[Mr. Wyndham]

I was shown this today...and was impressed, so I wanted to share.

I always wished GM had produced a Direct Injected NA version of the 2.0L Ecotec so that we could compare it's numbers to that of the Turbo version....but they don't. This is exactly what I've been looking for, though (minus the engine type, so here you have it (an Australian publication):
http://autospeed.com/cms/A_109931/article.html

Quote:

A turbo engine has the potential to be more economical than a naturally aspirated engine for two reasons.

• Thermal Efficiency

A turbocharged engine is more thermally efficient than a naturally aspirated engine. This is easy to understand when you remember that the turbo uses energy normally wasted out of the exhaust.

If you stand behind a car on a dyno as it undergoes a full power run, you’ll be amazed at the force of the gas coming out of the tail-pipe – you can feel it from literally metres behind the car. As it exits the engine, the gas is also hot – up to 800 degrees C – and it is hot because it has energy that can do work.

Since a turbo makes use of both the heat and flow, in a turbo car a greater amount of fuel is converted to useful work.

(Another way of looking at this is to consider that there is always a temperature drop across a turbo. That is, the temperature of the exhaust gas measured in front of the turbo is always higher than the temperature of the exhaust gas measured after the turbo. This temp change is indicative of the energy being taken from the exhaust gas. The turbo also takes much of the pulsing out of the exhaust gas – the reason why a turbo car usually needs less muffling of its exhaust. Again, the turbo is drawing energy from the exhaust.)

So a turbocharged engine is more thermally efficient than a naturally aspirated engine.

• Shape of Power Curve

The other reason that a turbo engine has the ability to more economical relates to the way in which it develops power.

In a given naturally aspirated engine, the power developed at each rpm depends on aspects such as valve timing and intake and exhaust manifold tuning.

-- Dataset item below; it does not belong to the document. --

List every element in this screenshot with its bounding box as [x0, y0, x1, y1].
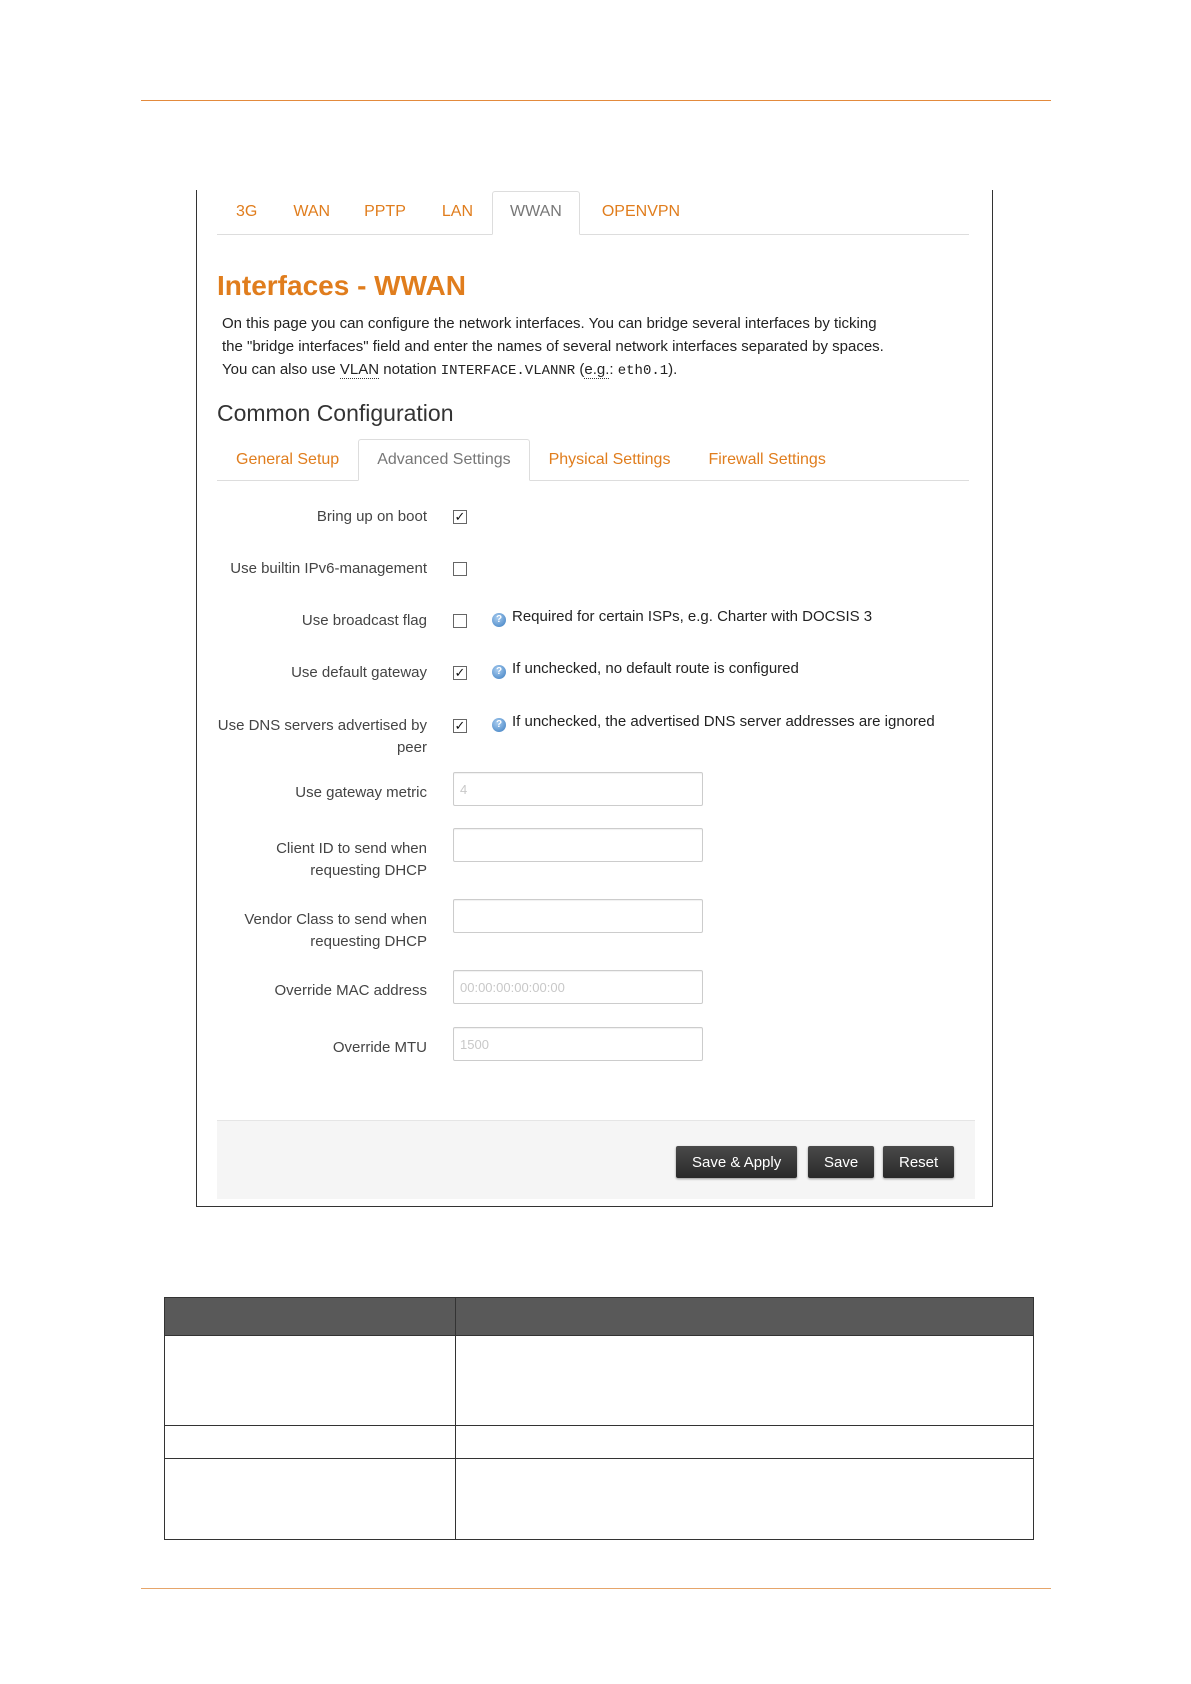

For example, the engine might be ‘tuned’ to develop a lot of power at low revs. However, even with variable valve timing and variable inlet manifolds, a naturally aspirated engine with good bottom-end power is very unlikely to have good top-end power – the compromise to get the good bottom-end power output is simply too great.

The reason that good bottom-end power will improve fuel economy is that the car will be able to use low engine revs more of the time. That is, the gearbox will not need to change down, so keeping revs lower. This is important for economy as the frictional losses inside the engine increase rapidly with higher revs – the throttled engine becomes less efficient as revs rise. But low engine revs can only be used if the engine has sufficient power to propel the car at those revs!

Of course, fitting a bigger engine will give good power at low revs – but a bigger engine will also have higher internal friction, so there’s no overall gain.

Therefore, to gain the best real world economy, what is needed is a small engine (so having low internal friction) running at low revs (again, small internal frictional losses) that develops lots of power at those low revs.
And the best way to efficiently give a small engine good low-down power is to turbo it.

...............

So let’s take a step back. In the comparison shown above of the two 2-litre engines, the turbo engine has better fuel economy, better CO2 emissions, 50 per cent more bottom-end power and 34 per cent more top-end power.
In short, it’s better in every respect (except, it must be said, cost to build).

Having driven both engines on the road in recent times, the turbo engine is massively better – and in fact in freeway travel, we scored an even greater fuel economy win to the turbo engine than the above official test figures show.

Now all we need is for GM to pop out a Turbo V6....hmmmm.........